Dáil debates

Wednesday, 12 May 2010

 

Accident and Emergency Services

9:00 pm

Photo of John MoloneyJohn Moloney (Laois-Offaly, Fianna Fail)

I apologise on behalf of my colleague, the Minister for Health and Children, who could not be present. I thank the Deputy for raising this matter.

The transformation programme for the north east involves widespread and fundamental change. It is designed to build a health system that is in line with the model of care emerging internationally. This can be achieved by centralising acute and complex care in order that clinical skill levels are safeguarded by ensuring access to a sufficient throughput of cases. The need to reconfigure health services in the north east was highlighted, along with identified patient safety and quality of care issues, in the 2006 teamwork report to the HSE: Improving Safety and Achieving Better Standards - An Action Plan for Health Services in the North East. This report demonstrated that the service configuration in the region was unsustainable.

This report demonstrated that the service configuration in the region was unsustainable.

The first step in transforming services in the north east is to develop a fully integrated regional health service to ensure that people in the north east have local access to both routine planned care and immediate life saving emergency care. The HSE began this process with the transfer of acute inpatient services from Monaghan Hospital to Cavan General Hospital on 22 July 2009, which was supported by the opening of the medical assessment unit, MAU, in Cavan General Hospital in March 2009, the development and implementation of an enhanced ambulance and pre-hospital thrombolysis service, together with enhanced primary care services.

The immediate focus is now on service reconfiguration in the Louth and Meath area, which involves transferring acute services to Drogheda, strengthening existing medical services, enhancing emergency department capacity, developing appropriate ambulance protocols, completing surgical reconfiguration and providing additional community packages of care. The new emergency department at Our Lady of Lourdes Hospital Drogheda will provide an improved service to both patients and staff within the Dublin north east region. This new department, which encompasses best design principles, is approximately 1,300 m2 in size, and represents a 300% increase in size from the existing department in use today. The increased size of the department and the specific entrance points will allow patients access the department in a more timely manner by segregating patients at first point of contact with a separate entrance for ambulance and stretcher-borne trauma and another separate entrance for the walking wounded, as it were.

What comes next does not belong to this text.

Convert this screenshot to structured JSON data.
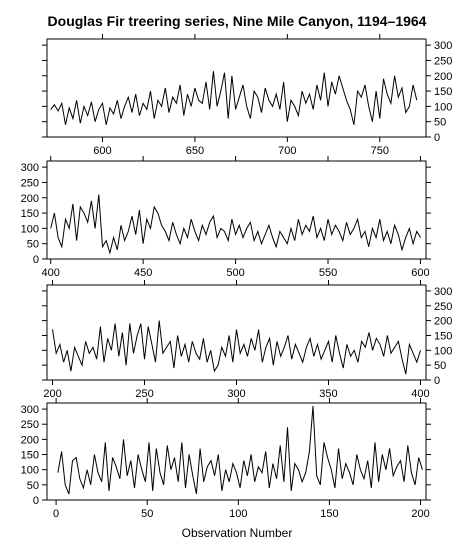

Once the department opens, all paediatric patients presenting to it will be assessed and treated in a designated paediatric area. Adult patients will be allocated to one of three distinct assessment and treatment areas; the minor injuries department, the major treatment department and the resuscitation area. Patients will have more immediate access to diagnostics with an on-site emergency department, dedicated X-ray facility and staff. Patients will benefit from more immediate treatment, enhanced outcomes and a more patient-focused environment. Staff will benefit as the new infrastructure and design of the department will facilitate easier access to patients and ultimately earlier admission or discharge.

The increase in size of the emergency department means that staffing levels must be examined. That is the nub of the issue. Under the 2010 employment control framework the filling of posts is in the first instance to be by redeployment from within current services. Once redeployment options have been explored, external recruitment may then proceed in line with this framework. The HSE is committed to opening the new emergency department at Our Lady of Lourdes Hospital in Drogheda at the earliest possible date. Negotiations are in progress between the HSE and unions in order to agree a mechanism to redeploy staff at all grades and in some instances to consider outsourcing or contracting. Unfortunately, it has not been possible to reach agreement on these matters to date but the HSE will continue to try to achieve an agreement as quickly as possible in order to open the facility.